May St. Canaire’s words spoken 1500 years ago, be impressed upon our minds and hearts in the 21st century: Christ came to redeem women no less than to redeem men. No less did he suffer for the sake of women than for the sake of men. No less than men, women enter into the heavenly kingdom.
Darcy, M. R. The Saints of Ireland. St. Paul, MN: Irish American Cultural Institute, 1974.
Harrington, Christina. Women in a Celtic Church, Ireland 450-1150. Oxford, UK: Oxford University Press, 2002.
Law, Mary. “Canaire (?-530): 28 January,” in Celtic Daily Prayer, Book One.
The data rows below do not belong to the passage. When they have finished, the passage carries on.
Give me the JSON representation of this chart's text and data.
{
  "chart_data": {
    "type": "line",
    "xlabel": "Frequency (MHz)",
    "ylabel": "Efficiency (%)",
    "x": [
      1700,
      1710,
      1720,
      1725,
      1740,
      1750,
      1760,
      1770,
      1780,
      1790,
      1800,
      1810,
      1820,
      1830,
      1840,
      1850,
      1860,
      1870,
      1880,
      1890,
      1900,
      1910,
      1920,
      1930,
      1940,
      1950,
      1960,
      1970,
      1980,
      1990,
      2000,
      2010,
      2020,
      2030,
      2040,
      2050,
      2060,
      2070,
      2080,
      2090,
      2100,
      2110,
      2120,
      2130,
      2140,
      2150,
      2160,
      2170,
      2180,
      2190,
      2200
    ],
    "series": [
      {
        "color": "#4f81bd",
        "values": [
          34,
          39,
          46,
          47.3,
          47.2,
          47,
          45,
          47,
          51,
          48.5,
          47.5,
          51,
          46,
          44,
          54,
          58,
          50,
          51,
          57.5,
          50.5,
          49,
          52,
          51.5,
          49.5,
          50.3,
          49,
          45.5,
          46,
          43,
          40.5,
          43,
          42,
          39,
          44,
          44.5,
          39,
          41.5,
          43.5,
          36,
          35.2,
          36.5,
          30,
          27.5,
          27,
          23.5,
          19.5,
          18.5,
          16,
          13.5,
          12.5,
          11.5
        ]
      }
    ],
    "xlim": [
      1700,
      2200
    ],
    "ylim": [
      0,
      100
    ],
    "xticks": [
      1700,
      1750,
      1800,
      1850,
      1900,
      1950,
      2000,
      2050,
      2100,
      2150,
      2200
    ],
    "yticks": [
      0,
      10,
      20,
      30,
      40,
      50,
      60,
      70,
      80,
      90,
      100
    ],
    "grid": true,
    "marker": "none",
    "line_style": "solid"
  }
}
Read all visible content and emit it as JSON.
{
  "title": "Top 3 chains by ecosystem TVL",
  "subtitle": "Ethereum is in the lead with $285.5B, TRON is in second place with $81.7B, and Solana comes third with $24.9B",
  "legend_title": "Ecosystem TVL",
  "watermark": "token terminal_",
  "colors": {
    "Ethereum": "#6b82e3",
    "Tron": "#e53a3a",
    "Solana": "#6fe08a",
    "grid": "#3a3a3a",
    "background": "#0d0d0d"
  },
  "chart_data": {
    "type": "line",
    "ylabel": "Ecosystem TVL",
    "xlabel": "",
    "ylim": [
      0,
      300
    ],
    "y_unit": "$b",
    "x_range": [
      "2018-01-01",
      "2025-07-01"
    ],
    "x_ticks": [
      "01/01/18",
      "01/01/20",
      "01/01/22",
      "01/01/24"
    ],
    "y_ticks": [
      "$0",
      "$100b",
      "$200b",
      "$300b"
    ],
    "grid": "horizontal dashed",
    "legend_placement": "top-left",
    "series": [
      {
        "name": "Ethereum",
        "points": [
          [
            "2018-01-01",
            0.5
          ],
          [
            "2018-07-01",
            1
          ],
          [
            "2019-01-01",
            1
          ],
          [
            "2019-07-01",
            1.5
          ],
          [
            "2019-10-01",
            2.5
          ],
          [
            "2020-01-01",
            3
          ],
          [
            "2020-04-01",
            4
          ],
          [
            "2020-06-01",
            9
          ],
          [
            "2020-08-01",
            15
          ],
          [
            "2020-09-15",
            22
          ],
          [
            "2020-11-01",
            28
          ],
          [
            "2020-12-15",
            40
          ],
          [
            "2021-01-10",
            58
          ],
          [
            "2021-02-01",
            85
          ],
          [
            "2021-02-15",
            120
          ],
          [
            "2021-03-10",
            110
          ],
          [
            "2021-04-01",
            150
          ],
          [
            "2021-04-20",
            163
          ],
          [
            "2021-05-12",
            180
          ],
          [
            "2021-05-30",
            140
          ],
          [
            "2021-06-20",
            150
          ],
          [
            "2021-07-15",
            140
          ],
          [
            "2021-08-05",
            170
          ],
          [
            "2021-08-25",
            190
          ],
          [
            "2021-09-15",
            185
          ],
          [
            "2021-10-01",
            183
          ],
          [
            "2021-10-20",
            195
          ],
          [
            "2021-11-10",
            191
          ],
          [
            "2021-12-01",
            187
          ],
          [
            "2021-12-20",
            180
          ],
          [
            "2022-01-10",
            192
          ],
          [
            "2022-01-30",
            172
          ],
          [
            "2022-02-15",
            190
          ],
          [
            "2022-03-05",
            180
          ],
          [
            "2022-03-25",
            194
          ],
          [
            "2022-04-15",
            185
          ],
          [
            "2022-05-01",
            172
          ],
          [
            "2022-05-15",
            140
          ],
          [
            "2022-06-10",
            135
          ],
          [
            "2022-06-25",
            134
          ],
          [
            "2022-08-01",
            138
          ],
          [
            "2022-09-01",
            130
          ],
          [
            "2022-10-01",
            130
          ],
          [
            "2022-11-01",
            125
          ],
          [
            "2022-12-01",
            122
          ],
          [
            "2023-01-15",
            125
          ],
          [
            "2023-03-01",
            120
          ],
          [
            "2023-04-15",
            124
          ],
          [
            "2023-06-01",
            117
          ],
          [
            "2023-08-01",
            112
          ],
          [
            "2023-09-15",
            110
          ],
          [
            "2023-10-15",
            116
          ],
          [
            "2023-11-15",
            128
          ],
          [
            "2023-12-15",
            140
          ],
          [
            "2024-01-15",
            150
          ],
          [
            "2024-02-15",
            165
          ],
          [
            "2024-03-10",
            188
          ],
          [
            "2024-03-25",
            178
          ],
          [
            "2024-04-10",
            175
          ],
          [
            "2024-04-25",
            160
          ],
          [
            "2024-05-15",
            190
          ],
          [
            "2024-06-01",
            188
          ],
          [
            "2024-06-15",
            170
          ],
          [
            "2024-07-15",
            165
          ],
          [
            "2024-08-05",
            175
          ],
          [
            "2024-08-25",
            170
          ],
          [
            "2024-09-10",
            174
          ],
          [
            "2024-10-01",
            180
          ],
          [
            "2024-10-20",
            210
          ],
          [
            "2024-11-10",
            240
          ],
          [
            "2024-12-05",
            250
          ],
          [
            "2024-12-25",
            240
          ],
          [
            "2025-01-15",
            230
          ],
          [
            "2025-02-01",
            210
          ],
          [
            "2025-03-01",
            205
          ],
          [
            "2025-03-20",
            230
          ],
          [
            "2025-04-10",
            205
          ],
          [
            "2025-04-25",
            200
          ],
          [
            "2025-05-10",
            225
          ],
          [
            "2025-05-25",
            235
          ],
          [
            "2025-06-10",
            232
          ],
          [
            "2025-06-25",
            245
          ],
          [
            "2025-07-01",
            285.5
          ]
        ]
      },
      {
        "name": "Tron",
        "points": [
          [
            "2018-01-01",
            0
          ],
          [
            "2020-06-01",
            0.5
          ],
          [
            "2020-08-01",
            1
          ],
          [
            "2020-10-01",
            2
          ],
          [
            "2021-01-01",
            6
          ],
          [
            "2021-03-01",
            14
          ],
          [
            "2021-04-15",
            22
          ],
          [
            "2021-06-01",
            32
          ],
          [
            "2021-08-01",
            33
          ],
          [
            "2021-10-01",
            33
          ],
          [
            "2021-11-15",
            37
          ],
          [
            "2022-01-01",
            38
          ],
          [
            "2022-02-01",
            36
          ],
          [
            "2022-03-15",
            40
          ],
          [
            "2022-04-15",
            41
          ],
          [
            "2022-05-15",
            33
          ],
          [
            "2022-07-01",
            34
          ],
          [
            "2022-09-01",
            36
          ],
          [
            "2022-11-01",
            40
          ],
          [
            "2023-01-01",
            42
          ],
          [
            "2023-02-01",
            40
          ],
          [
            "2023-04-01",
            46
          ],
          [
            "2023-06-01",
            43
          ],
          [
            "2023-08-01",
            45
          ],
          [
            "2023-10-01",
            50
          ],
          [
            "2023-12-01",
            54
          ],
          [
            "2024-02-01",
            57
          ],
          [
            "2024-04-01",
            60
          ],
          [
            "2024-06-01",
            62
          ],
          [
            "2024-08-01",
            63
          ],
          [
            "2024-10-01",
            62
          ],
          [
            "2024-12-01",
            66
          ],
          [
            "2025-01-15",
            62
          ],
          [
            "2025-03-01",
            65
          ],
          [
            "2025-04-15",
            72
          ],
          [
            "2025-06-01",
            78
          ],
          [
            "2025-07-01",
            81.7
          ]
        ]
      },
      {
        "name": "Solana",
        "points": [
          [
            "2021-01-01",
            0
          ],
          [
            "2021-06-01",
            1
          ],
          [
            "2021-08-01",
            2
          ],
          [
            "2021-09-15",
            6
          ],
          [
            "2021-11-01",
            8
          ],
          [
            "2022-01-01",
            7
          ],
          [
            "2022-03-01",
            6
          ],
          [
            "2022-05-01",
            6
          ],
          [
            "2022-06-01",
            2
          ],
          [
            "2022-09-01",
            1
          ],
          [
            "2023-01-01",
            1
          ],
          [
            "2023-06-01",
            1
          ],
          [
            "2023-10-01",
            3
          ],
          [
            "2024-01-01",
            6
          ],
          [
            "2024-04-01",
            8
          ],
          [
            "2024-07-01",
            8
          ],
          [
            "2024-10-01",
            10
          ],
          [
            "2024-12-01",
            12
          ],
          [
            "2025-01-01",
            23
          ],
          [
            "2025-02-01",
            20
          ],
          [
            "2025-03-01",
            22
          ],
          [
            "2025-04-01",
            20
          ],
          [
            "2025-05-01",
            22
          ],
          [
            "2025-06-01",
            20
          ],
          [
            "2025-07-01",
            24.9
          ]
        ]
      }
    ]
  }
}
The Northumbria Community Trust, 2015, p. 228, also available online.
Lapa, Dimitry. “Saint Senan, Abbot of Scattery in Ireland.” at Orthodox Christianity.com
Life of St. Senan, Bishop, Patron Saint of County Clare. County Clare Library. Ireland.
Ryan, Gerrard. Pre-Reformation Church and Monastic Sites in in the Barony of Bunratty Lower, c. 550 A.D .to 1500 A.D., retrieved 012318.
Stokes, Margaret, ed. Christian Inscriptions in the Irish Language, Vol. 2.